Monday, June 29, 2020

Grafting in Stitch Patterns

I am appalled that my last entry was in October of 2019!  It seems like yesterday.  I have the same old excuses...writing Module 2 of the Professional Knitter Certification, the Winter (and Spring and Summer!) issues of Cast On, the holidays, surgery, pandemic, etc. etc.  I've finally realized my schedule isn't going to improve as I'm now working on Module 3 of the PKC program and the Fall issue so I have to make time.

Student News
Another thing that has kept me busy is the number of lessons I've received to review.  I continued to review during the stay at home orders and I'm glad I did.  There would be such a backlog.  I am going to change where I post new students and completions.  From this entry on I will be posting this only in Ravelry in the TKGA forum.  There are just too many to list!

Tip of the Week
My tip this week is about how to graft stitch patterns so that the pattern is not disrupted at the seam.  How strange that this is also the topics of the Special Topics in Finishing for the Fall 2020 issue of Cast On.  Coincidence?  I think not. I discussed this in an earlier blog entry when you are grafting the TOPS of both pieces, say shoulder seams or the toe of a sock.  Here is that link:  Grafting in Pattern (at the Top of Both Pieces) When you use this technique there will always be a half stitch offset. 

If you are grafting the cast on edge to the top of a piece (say for a cowl) you can use a technique where there is no offset stitch.  In the discussion that follows my assumption is that you are familiar with Kitchener Stitch.  If not, it might be rough going.

To use this technique you must use a provisional cast on.  If you don't have a favorite method, you can check the index of my blog as I've discussed several ways to do it.  The photo below shows a swatch with the crochet chain at the bottom.  There is a 24 row pattern repeat and since the graft will provide a row of stitches, only 23 rows have been worked.

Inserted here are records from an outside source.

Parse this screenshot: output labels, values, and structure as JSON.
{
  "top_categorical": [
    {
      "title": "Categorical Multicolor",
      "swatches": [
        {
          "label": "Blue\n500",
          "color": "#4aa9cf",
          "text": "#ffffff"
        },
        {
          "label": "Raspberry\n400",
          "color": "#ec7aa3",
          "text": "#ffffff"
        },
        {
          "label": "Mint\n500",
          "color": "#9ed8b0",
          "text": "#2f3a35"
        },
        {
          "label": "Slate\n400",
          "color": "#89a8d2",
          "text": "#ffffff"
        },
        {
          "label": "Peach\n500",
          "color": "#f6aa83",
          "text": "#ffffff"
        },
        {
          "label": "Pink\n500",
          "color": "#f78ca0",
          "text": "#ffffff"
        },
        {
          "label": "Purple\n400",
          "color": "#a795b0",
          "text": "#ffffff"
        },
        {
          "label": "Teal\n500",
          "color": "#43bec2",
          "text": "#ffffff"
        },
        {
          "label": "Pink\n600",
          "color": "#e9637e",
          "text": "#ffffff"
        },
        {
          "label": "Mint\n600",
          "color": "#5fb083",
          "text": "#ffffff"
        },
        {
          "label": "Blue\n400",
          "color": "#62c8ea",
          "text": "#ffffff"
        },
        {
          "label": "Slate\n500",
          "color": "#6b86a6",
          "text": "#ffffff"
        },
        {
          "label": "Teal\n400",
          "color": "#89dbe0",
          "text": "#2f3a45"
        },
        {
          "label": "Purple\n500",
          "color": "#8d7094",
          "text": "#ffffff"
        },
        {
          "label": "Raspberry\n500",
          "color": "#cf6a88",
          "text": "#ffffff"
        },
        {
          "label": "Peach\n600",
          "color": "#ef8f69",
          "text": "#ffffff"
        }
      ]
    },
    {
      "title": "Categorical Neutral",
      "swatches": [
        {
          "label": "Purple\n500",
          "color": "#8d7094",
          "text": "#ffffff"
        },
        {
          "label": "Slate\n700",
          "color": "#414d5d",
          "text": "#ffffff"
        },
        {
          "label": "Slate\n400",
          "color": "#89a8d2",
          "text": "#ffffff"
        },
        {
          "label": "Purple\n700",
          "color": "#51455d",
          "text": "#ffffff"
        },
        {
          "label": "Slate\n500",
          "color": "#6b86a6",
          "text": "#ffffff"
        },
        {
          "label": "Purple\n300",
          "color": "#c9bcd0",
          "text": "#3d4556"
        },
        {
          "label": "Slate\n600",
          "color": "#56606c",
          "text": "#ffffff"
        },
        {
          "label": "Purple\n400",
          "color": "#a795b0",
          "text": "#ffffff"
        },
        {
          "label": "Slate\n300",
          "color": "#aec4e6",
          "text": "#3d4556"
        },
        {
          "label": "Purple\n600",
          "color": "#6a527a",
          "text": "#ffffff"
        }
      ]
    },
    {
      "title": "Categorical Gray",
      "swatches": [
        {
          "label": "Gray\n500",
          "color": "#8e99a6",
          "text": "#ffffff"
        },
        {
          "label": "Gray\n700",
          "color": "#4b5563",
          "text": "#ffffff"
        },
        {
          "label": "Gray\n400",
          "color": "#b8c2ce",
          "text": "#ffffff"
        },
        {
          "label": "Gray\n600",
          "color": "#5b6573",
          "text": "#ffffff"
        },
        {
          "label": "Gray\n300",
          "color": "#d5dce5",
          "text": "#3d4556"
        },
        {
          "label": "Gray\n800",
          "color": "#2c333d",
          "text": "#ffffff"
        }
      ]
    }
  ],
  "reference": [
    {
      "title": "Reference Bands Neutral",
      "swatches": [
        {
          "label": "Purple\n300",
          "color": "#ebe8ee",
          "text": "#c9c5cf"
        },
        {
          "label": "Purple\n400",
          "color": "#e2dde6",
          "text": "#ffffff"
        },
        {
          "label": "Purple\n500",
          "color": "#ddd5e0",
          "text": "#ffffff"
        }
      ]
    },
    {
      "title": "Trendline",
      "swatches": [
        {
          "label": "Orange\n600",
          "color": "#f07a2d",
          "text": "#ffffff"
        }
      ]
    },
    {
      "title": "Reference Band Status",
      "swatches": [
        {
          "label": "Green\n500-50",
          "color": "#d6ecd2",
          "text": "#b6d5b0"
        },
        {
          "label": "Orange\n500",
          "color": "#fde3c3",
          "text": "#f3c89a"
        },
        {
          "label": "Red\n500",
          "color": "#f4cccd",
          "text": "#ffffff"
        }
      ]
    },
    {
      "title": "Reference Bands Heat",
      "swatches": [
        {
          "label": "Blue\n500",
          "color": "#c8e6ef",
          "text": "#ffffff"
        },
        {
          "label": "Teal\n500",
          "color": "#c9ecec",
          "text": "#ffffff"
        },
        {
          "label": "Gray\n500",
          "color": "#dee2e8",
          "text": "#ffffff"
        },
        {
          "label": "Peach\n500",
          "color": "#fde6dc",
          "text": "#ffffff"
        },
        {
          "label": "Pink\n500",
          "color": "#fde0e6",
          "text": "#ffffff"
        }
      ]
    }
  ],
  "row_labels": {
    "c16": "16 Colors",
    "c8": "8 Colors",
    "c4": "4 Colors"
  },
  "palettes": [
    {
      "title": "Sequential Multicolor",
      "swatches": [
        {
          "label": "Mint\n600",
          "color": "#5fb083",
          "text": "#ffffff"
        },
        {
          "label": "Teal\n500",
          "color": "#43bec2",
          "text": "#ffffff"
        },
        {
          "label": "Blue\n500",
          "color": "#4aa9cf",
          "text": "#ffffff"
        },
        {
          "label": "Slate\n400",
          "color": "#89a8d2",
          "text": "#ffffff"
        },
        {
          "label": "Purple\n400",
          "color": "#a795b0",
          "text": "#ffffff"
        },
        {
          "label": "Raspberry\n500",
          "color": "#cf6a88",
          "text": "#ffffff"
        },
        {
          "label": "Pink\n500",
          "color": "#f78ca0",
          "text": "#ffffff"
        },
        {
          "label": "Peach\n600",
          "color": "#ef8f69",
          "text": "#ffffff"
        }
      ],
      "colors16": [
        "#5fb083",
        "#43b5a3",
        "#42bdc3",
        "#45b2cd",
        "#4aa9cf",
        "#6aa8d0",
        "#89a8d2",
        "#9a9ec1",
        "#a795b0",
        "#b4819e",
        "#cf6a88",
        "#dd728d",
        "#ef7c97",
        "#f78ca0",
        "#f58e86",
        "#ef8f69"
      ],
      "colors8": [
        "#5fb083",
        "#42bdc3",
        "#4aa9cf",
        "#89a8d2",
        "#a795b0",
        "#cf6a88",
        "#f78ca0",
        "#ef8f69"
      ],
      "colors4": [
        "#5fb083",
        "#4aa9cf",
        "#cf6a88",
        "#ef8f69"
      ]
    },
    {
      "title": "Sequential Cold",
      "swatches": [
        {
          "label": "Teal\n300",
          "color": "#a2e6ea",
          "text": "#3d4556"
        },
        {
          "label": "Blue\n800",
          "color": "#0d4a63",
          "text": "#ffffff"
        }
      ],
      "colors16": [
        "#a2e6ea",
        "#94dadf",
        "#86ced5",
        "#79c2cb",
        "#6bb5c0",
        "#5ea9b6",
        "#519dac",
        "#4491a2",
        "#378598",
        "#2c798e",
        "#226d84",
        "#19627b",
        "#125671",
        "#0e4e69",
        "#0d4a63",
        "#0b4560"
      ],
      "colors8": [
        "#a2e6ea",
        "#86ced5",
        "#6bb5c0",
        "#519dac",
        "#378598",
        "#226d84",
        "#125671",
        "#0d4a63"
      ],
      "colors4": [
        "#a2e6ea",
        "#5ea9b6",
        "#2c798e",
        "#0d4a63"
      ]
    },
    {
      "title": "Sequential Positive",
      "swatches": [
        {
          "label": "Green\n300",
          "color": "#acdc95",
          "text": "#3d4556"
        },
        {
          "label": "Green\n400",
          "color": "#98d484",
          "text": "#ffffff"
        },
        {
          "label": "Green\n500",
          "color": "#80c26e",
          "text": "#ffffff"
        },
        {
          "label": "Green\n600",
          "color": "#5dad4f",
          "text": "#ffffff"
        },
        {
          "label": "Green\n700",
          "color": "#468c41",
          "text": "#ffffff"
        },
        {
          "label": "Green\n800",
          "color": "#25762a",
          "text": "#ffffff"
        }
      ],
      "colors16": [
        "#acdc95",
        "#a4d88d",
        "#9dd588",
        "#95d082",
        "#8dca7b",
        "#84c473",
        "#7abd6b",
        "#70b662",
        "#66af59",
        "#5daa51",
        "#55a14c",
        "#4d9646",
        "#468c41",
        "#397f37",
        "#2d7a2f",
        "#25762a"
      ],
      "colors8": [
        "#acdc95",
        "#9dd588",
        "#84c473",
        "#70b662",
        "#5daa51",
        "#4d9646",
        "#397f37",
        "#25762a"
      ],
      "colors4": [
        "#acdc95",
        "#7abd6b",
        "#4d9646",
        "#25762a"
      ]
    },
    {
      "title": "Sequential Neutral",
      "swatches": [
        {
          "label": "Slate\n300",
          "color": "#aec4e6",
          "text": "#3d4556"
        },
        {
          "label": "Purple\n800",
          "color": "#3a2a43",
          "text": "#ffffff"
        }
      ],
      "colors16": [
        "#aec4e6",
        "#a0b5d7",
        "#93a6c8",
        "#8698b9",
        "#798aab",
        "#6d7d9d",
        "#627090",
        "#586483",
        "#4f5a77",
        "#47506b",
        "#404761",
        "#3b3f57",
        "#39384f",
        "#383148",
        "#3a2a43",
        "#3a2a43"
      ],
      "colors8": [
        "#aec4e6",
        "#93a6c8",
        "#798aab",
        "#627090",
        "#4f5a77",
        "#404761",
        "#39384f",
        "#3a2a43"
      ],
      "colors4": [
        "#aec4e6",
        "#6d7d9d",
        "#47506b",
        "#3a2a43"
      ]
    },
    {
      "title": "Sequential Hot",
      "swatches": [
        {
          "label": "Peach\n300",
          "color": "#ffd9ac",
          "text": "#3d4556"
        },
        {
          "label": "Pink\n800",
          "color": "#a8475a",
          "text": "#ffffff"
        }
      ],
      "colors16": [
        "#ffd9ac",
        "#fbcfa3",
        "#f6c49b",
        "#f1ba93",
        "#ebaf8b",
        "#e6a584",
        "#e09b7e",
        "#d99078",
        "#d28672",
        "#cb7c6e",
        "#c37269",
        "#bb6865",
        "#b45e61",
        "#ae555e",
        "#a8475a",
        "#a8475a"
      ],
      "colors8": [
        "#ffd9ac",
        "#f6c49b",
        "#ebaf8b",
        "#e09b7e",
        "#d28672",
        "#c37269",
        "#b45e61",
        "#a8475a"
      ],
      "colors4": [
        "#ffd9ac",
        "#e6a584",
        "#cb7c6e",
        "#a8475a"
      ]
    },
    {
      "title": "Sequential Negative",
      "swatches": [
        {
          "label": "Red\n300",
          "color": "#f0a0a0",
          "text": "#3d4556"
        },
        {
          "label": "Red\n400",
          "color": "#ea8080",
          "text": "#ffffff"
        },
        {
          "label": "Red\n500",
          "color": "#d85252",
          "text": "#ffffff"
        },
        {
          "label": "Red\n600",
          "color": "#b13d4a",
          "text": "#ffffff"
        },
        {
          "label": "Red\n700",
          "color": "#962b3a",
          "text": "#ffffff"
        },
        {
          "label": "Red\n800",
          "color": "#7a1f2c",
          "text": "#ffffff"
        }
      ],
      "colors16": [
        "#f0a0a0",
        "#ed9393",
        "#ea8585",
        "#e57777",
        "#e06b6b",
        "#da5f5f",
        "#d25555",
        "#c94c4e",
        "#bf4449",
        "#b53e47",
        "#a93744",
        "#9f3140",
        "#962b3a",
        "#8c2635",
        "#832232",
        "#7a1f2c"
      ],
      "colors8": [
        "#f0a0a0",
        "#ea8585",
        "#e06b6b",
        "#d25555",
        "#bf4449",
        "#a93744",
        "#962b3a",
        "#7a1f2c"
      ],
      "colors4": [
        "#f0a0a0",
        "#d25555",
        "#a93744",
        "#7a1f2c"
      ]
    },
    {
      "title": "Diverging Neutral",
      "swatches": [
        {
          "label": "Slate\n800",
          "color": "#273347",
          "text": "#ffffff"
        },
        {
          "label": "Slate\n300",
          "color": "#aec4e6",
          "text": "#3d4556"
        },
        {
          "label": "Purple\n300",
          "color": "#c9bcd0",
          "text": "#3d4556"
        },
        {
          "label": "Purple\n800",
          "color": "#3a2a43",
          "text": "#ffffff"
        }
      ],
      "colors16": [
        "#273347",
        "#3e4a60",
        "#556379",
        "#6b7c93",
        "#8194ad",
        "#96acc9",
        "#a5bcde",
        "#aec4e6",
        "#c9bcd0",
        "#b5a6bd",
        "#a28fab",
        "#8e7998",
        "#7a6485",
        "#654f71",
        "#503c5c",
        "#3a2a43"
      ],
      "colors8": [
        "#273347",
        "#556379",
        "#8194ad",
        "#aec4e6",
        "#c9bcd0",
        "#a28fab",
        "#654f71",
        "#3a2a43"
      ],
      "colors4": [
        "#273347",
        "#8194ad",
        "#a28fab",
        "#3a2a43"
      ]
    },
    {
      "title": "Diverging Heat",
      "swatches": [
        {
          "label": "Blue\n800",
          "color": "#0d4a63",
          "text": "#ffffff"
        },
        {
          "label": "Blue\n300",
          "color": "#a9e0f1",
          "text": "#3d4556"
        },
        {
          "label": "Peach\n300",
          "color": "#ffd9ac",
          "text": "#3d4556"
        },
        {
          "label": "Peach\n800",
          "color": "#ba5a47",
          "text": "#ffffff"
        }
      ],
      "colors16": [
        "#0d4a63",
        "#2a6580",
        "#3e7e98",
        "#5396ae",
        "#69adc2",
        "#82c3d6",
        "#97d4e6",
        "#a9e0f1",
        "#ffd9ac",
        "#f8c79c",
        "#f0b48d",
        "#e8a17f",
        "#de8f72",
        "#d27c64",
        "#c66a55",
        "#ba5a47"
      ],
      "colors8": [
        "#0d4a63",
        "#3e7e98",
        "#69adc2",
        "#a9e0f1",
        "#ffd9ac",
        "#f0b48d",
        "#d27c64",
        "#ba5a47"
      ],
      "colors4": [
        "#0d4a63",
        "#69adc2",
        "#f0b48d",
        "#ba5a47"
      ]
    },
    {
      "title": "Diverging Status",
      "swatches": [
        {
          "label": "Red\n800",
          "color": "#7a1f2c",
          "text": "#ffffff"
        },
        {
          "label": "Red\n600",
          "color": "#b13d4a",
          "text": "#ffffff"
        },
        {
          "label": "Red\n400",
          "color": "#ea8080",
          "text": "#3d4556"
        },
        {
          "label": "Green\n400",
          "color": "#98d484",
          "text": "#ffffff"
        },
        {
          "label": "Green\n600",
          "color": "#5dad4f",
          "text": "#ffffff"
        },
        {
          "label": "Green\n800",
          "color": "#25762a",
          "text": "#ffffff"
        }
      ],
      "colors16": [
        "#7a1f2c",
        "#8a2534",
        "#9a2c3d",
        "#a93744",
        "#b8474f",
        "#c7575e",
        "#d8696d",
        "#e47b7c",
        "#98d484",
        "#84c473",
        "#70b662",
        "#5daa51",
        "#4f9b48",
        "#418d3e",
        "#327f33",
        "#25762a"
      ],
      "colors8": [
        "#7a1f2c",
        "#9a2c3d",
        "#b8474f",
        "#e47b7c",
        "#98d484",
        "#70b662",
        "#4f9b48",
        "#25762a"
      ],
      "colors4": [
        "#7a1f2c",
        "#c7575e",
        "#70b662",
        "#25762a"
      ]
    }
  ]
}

When you use a provisional cast on the stitches there is always one stitch less in the cast on edge.  There must be the same number of stitches on both ends.  You will need to create a stitch on one side of the cast on edge by pulling a loop from the selvedge to the needle.   Look at the close up of the cast on edge below.  Notice that there are 4 stockinette stitches on the sides but on the right side there are only 3 stitches on the needle below the column of four.  That is the side you need to "create" the stitch.

The procedure from here on is similar to Kitchener stitch.  You orient the needles with the stitches at the top of the piece on Needle 1 (the needle on top) and the cast on edge on Needle 2.  Note that there are now four stitches at the right side where I picked up the stitch.

Thread up a tapestry needle with yarn.  The preliminary steps are different from Kitchener.  Begin by inserting the needle purlwise into the first stitch on Needle 1.  Then insert the needle purlwise into the first stitch on Needle 2 and drop it (Purl Off) and then into the next stitch knitwise (Knit On).

After that you have to look at the stitches as pairs.  There are only four possibilities: two knit stitches, two purl stitches, a knit and a purl and finally, a  purl and a knit.

From this point on, you look at the first stitch on Needle 1 and at the stitch to the left to determine what type of stitches they are. The shorthand for the each procedure is below.

Knit Next to Knit
Needle 1: Knit Off, Purl On
Needle 2: Purl Off, Knit  On

Knit Next to Purl 
Needle 1: Knit Off, Knit On
Needle 2: Knit Off, Purl On

Purl Next to Purl 
Needle 1: Purl Off, Knit On
Needle 2: Knit Off, Purl On

Purl Next to Knit 
Needle 1: Purl Off, Purl On
Needle 2: Purl Off, Knit On

You repeat these procedures, depending on the stitches encountered, until the grafting is complete. The photograph below shows the completed graft. Notice that the stitch pattern is maintained.  Here is a link to the video showing the process:  Video


Knitting Salon
It will come as no surprise that I haven't had salon since February.  I had surgery in early March and as soon as I could get around again, the stay at home order was issued.  I'm very hesitant to have people over.  I couldn't live with myself if someone got sick. I'm firmly in the camp of Mask Wearers.  

Current Projects
I've knit so much since October, I wouldn't know where to start!  I've posted them to my designer page in Ravelry.  The Social Distancing Coat nearly killed me.  So many stitches, such small needles!  I'm currently finishing up my things for the Fall issue.  We had to make some changes since it was so hard to get yarn from yarn companies.  I decided to add a section for designers using stash yarn.  That was fun!  I may have to do it for the Winter issue as well.  I'm also working on the sweater students will knit as part of Module 3 of the Professional Knitter Certification.  I won't every photograph it as the students will knit it a part of a scenario of doing a sample knit.